Was the Panzer III the most widely used tank by the Germans during World War II, or was its production at the same level as the Panzer IV or Panzer V?
“Panzer” version or “Panzer III chassis”? Due to its size, the Panzer III was not the most produced German tank. However, if you include the Panzer III chassis (StuG III), it was the most produced chassis.
Initially, the Panzer II, with its 20 mm cannon, was the backbone. The Panzer I was equipped only with machine guns. Both were relatively easy to destroy.
The Panzer III with 3.7 cm cannon was designed as a tank killer.
In Africa, the Panzer III was even equipped with a long-barreled 5 cm L60. The British called it the “Panzer III Special.”
The Panzer IV with the short-barreled 75 mm L24 (below) was intended solely as a bunker buster. Anti-tank shells are hard objects that penetrate armor plate. Bunker buster/anti-infantry shells are designed to achieve a greater impact area through explosions. A larger 75 mm HE shell can contain more than twice the explosive of a 50 mm shell.
When the Germans encountered the T-34, the Panzer III seemed useless as a tank (although the chassis wasn’t). The T-34 had a long-barreled 76mm gun that could destroy anything the Germans had.
German guns were ineffective, especially the wheeled 37mm Pak 36 or the Panzer III. They could destroy the T34 from the side at very close range (about 100 meters). From the front, they were a “door knocker.”
While 5 cm guns like the Pak 38 (see below) or the Panzer III with its improved armament were better tank killers than the 3.7 cm gun, they were ineffective against monsters like the KV1 and KV2. (They could penetrate the KV1 with only tungsten shells at about 500 meters. The Panzer III, on the other hand, would have been destroyed long before reaching that distance.)
Obviously, something more powerful was needed. But the Panzer III’s turret ring (i.e., the chassis width) wasn’t large enough to mount a long-barreled 75 mm gun.
Because of the larger breech size, they could only mount it on the Panzer IV, which had a larger, wider chassis.
This meant that the Panzer III was useless…
Or was that it?
The Germans had already fielded dozens of StuG IIIs during the invasion of France. The idea came from General Erich von Manstein. Artillery was designed to destroy bunkers, and he considered it a more suitable nutcracker than wheeled guns. It had thick frontal armor, allowing it to blast a fortified position with an HE shell. However, General Heinz Guderian (later Chief of the Army General Staff) did not consider this necessary, as the Panzer IV was equipped with exactly the same gun.

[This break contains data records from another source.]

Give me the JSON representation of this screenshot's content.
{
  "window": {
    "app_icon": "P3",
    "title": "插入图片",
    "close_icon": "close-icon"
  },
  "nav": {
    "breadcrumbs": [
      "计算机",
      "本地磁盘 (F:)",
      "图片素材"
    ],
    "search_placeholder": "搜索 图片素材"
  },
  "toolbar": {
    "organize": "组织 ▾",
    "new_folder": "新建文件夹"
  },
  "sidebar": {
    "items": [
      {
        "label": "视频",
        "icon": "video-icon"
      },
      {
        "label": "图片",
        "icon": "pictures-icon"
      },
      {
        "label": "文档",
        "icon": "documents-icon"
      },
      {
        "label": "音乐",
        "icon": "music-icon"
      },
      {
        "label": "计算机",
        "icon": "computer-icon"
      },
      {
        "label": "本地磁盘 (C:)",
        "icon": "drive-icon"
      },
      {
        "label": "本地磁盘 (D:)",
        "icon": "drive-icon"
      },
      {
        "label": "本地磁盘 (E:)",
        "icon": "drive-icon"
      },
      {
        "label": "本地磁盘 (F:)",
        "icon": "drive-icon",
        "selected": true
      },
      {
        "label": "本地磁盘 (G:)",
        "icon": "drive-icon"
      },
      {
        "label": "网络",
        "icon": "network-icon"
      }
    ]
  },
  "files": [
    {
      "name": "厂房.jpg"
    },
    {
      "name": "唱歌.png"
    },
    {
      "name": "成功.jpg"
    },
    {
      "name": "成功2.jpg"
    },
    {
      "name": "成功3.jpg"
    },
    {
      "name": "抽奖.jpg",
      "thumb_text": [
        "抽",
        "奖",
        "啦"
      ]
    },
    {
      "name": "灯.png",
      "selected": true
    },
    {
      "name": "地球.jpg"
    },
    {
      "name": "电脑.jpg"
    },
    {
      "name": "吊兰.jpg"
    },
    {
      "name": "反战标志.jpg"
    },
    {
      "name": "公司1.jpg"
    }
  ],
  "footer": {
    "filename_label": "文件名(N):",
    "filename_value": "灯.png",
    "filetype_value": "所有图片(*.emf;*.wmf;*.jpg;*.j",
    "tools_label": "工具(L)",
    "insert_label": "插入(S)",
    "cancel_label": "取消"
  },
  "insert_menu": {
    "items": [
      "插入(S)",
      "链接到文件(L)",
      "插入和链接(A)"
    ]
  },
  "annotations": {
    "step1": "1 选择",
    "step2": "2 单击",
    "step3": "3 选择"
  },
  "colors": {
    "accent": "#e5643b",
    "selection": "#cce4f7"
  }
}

It uses the chassis of the Panzer III. Although not a tank in the true sense, the StuG was one of the few vehicles heavily armored and low enough to bypass and disable the T-34. When the longer 75 mm L43 gun became available, only the Panzer IV and StuG III could mount it. This gun could penetrate 82 mm thick, 30-degree sloped armor at 1,000 m. Hunting the T-34 at long range became possible.
Below is a scale model showing the length of the 75 mm gun. On the Panzer IV, three men and the breechblock could be accommodated in one turret. However, on the Panzer III chassis, this was the only way to accommodate them.
And it was cheap, too. For the price of one Panther (175,000 RM), they could produce two StuG IIIs (82,000 RM each) and still have some spare cash.
Later, the slightly more powerful (longer) 75 mm L48 cannon became the main component of the StuG III, just as it was in the Panzer IV.
In the end, 8,500 Panzer IVs and 6,000 Panthers were built. In comparison, 5,700 Panzer IIIs weren’t much.
However, if you add 10,000 StuGs and 1,300 StuHs (105 mm howitzer versions), a total of 17,000 Panzer III chassis would be the most produced tank chassis in Germany. That’s more than the Panzer IV, Panther, and 1,800 Tiger I & II combined. Essentially, more than all other German tanks of the late war years combined (excluding light tanks like the Panzer I, II, and 38(t)).